By contrast, the Volt is an ”extended-range electric vehicle,” which will take advantage of the new large-format lithium-ion batteries just now entering the market. Its 16-kWh battery pack will give the car a pure-electric range of up to 65 km, or 40 miles, with a small gasoline engine providing another 480 km, or about 300 miles, on a single tank of fuel. That gas engine, however, won't drive the wheels directly; it will power only a generator that recharges the batteries, which drive the electric motor that spins the wheels. The Volt will also have a plug that will let its batteries be recharged from any outlet; that's why this kind of vehicle is also called a plug-in hybrid.
With sales of big, gas-thirsty vehicles in free fall in the United States, GM has called the Volt its most important new car program. And success or failure will hinge on those lithium-ion battery packs; if they don't prove robust enough to last 10 years and 240 000 km (about 150 000 miles), the car will flop.
All Gray has to do is make sure GM picks the right lithium-ion system and then ensure that those battery packs are exhaustively tested. She'll have to navigate government safety-certification requirements in multiple countries and have the packs manufactured in large quantities and to very high quality standards. She's got two years to get it done.

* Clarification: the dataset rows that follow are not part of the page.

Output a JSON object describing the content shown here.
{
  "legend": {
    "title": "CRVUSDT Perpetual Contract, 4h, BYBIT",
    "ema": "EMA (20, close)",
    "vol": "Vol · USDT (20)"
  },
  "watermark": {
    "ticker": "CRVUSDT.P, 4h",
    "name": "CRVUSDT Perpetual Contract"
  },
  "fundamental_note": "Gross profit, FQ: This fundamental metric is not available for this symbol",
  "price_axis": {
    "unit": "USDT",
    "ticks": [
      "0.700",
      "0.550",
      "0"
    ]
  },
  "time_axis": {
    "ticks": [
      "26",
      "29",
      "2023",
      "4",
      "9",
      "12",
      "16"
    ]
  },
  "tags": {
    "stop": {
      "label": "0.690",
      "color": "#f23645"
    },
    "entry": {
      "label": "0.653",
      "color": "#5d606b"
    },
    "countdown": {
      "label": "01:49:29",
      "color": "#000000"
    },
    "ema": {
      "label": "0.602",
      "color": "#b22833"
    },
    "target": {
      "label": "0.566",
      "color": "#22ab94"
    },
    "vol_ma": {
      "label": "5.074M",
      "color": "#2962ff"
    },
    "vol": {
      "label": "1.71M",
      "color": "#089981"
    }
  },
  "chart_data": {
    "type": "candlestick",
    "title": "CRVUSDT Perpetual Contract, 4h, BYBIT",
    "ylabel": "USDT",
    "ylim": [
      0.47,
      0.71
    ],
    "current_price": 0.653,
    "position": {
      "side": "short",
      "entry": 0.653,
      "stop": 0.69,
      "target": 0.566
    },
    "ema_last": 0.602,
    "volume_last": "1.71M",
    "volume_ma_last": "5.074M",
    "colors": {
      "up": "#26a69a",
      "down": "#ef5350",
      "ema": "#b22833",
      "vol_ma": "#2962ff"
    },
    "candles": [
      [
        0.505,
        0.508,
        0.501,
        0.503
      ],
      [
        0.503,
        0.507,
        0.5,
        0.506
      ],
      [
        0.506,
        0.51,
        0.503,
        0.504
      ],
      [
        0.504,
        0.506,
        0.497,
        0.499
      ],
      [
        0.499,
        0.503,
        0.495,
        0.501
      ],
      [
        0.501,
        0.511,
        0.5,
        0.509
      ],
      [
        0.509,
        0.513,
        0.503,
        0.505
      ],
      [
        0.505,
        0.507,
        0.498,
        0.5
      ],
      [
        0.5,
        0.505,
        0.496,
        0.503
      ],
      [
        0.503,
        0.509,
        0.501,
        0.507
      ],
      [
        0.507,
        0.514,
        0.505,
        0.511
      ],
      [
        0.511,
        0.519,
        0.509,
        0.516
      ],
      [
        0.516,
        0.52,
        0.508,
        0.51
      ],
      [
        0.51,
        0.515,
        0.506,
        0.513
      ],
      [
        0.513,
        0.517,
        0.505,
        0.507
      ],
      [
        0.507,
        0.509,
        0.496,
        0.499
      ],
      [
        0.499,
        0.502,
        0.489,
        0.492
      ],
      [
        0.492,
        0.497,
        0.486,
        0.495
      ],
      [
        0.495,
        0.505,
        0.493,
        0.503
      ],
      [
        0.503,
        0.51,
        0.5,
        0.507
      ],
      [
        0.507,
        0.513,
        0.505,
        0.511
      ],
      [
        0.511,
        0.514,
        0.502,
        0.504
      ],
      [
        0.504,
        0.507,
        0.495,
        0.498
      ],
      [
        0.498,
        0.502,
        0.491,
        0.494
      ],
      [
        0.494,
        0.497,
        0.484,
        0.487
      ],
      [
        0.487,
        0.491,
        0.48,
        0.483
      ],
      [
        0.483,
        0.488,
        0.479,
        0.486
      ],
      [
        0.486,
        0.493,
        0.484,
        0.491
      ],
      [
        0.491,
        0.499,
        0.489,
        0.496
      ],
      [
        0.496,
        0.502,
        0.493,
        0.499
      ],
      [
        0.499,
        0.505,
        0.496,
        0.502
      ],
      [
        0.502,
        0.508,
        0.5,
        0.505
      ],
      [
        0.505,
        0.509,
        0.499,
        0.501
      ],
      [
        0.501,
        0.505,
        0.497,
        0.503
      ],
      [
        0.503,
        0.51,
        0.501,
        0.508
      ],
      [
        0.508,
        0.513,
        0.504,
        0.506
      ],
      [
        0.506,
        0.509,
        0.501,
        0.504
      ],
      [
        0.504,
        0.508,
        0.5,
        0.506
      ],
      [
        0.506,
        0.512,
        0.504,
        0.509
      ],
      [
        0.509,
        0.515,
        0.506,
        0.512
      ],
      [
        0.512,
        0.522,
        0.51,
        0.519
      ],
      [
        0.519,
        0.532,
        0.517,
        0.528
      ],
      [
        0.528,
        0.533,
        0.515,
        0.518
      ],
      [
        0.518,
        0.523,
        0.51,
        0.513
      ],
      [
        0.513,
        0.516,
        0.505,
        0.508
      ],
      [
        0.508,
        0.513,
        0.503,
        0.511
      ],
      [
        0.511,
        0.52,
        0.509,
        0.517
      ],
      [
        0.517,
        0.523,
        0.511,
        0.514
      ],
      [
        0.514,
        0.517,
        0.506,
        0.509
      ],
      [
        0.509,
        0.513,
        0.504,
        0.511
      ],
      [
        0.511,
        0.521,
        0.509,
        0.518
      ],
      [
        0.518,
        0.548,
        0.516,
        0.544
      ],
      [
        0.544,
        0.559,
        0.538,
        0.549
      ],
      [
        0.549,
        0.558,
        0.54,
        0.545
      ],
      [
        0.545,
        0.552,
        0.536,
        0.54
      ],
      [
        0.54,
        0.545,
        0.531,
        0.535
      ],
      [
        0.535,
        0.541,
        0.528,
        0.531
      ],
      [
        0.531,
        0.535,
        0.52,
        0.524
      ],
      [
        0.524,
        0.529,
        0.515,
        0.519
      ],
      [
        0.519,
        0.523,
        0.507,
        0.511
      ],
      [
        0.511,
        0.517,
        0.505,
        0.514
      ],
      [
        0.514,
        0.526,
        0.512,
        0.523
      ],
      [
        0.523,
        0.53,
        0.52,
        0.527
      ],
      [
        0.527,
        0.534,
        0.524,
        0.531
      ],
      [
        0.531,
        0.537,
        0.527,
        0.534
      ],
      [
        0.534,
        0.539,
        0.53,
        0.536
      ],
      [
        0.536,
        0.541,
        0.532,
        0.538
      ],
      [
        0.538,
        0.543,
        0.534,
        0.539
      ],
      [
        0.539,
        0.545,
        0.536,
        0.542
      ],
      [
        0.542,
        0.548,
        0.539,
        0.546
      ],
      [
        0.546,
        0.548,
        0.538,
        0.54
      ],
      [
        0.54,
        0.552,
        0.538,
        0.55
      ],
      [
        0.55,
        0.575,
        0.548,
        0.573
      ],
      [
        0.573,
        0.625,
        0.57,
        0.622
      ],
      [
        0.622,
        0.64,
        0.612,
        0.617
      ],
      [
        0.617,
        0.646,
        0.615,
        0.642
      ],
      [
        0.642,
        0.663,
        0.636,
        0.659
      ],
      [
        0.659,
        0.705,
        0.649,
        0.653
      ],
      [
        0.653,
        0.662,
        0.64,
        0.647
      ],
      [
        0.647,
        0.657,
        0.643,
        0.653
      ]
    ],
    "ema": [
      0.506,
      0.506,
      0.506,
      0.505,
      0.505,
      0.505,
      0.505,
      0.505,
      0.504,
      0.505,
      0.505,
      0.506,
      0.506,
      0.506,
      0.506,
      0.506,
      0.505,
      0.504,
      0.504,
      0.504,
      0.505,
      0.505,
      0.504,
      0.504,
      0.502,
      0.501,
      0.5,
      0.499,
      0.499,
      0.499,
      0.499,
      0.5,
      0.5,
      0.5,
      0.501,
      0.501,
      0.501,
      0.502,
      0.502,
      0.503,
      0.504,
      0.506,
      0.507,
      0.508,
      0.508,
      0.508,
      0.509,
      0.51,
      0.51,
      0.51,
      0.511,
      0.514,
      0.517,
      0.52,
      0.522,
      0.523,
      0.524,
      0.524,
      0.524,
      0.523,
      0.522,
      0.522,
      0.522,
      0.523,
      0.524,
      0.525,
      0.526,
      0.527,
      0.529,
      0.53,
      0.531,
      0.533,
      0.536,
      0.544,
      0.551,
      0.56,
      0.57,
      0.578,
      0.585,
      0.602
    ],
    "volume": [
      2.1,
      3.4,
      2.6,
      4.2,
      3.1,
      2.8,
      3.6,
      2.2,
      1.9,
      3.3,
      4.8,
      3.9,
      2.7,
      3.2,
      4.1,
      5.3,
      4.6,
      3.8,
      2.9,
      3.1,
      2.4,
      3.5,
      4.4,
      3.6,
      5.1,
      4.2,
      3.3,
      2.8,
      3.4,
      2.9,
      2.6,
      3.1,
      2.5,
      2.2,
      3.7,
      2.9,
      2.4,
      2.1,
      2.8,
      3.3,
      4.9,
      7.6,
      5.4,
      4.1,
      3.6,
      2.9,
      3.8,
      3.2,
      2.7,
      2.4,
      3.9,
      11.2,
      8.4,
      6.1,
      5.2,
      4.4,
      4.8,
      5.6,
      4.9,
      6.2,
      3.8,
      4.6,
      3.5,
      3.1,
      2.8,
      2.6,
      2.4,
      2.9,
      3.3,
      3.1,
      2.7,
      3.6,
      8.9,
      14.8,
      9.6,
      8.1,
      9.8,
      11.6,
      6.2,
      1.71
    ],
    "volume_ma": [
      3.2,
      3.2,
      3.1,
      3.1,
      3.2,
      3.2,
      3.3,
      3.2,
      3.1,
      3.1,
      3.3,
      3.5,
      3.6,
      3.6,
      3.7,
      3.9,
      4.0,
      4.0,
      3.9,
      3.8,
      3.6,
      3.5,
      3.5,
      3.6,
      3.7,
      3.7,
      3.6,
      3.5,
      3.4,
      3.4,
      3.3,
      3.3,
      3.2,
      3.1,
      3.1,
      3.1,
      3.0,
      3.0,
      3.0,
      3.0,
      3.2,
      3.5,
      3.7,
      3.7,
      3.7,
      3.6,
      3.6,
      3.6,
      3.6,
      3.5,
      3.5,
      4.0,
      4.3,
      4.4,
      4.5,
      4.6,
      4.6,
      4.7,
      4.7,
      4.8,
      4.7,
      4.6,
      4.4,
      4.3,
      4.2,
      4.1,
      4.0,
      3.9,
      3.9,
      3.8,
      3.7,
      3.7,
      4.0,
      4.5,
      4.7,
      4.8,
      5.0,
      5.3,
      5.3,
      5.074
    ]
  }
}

Car talk surrounded Gray during her childhood in Detroit in the 1960s and 1970s. ”My entire family worked in the industry,” she says. ”My aunt assembled V6 engines at GM's Livonia engine plant; my other aunt and my uncles assembled axles at GM Gear & Axle. Working for auto companies was just a part of our life.” Her mother worked at GM too, making stabilizer bars and other parts in a General Motors forge plant--some of the hottest and most grueling work in the industry. Still, even though cars were in her blood, Gray didn't own one when she first started working at GM in 1980; she rode the city bus to her position in Warren, Mich., at the GM Technical Center.
Today, when time is tight, she flies on a GM corporate jet. And back on earth, she gets a brand-new company car every few months. These days, she's driving a sporty Cadillac SRX crossover, after recently trading in a low-slung, V8â''powered Corvette. Her smile flickers when she says, quietly but firmly, ”I like to merge with pride .”
Her mother, Vernice, had moved to Detroit from Arkansas in the 1950s, seeking a job in the booming hub of the U.S. auto industry. Denise's father left when she was five; after that Vernice worked full-time to support her children.